There is no shame in attempting something and failing, and there is nothing wrong with having big goals. What I am criticizing is the act of translating those big goals into something more akin to a guarantee of victory, and then soliciting and obtaining public funds as a result. Vinod Khosla has inserted himself as a larger-than-life figure into the debates and discussions on the direction of energy policy in this country. He wants to influence the direction of our energy policy. Hence, he should expect to be graded on performance.
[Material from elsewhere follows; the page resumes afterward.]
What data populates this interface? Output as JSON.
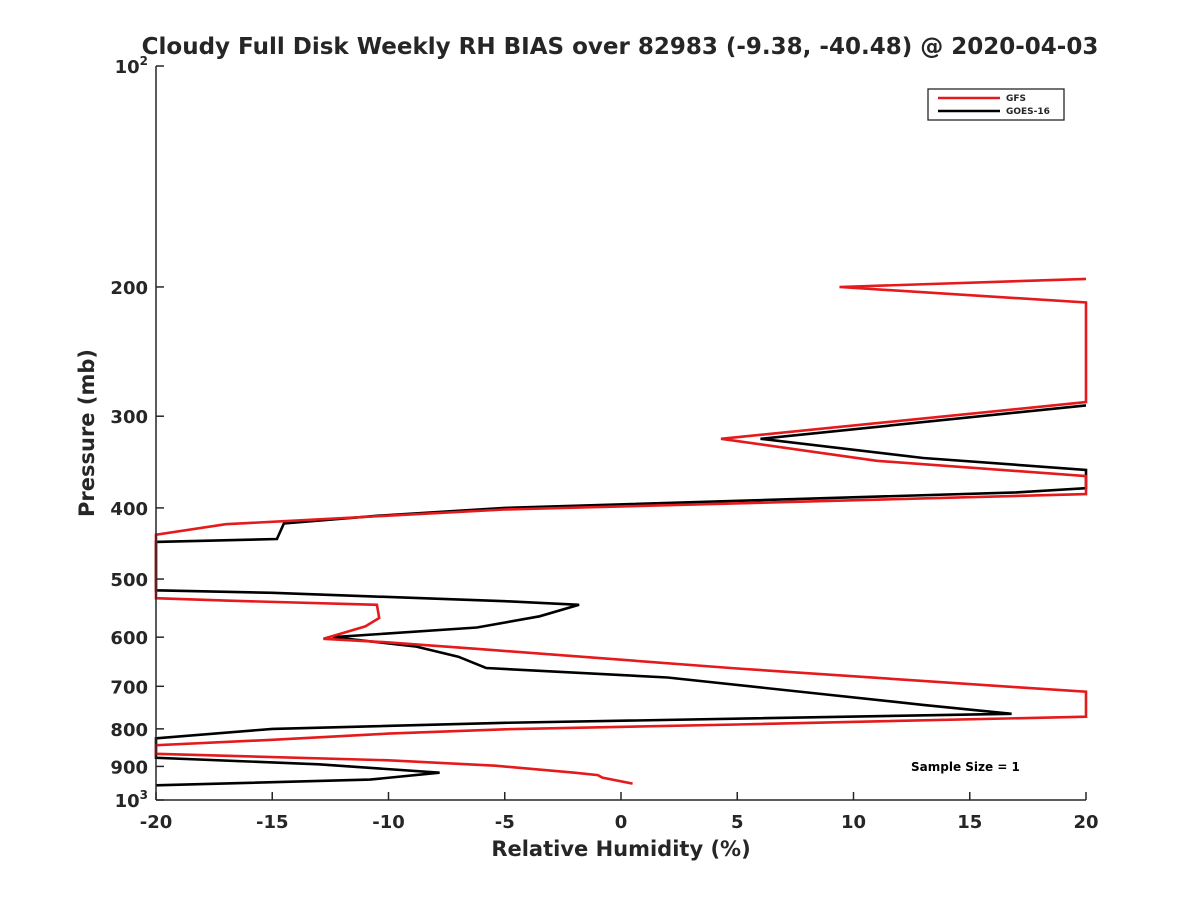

He should expect criticism when the hype fails to deliver, because when people believe the hype it can change the trajectory of our energy policy in a negative way.

My concerns have always been — as clearly stated in my 2006 essay on some of Khosla’s claims — that we lose precious time and taxpayer money chasing false solutions, and ultimately the public and politicians lose their appetite for investing in renewable energy because over-hyped claims fail to materialize (and this has certainly happened as I feared). So within our own industry, we have to police over-hyped claims and we have to hold those who make them ultimately accountable if they fail to deliver. If we do so, there will be a disincentive for making overblown claims.

I want Khosla to have projects that succeed, because the world needs solutions to our energy problems. But I want the public and the politicians to understand the risks going in. There were no caveats with Range Fuels, only hype, hype, hype. Had Khosla been more forthcoming about the risks (and more knowledgeable about prior work in this area) then there would be nothing to criticize. Tax dollars will continue to be spent on ventures that are not assured of success, but the risks need to be transparent so we can make informed decisions on whether the risks are acceptable.

Footnote

* The final tally on the Range Fuels project will likely never be known, unless it is revealed in court. But we do know that there was an initial investment that has never been publicly disclosed, there were the reports of an additional $158 million in VC money, $76 million of DOE money (of which Khosla said half was spent), an $80 million loan guarantee from the USDA, and $6 million from the state of Georgia. I think it is a safe assumption that over $200 million was spent and the result was a small amount of methanol. Per this recent article on the project, even though Range announced that they would make one batch of ethanol, that never took place.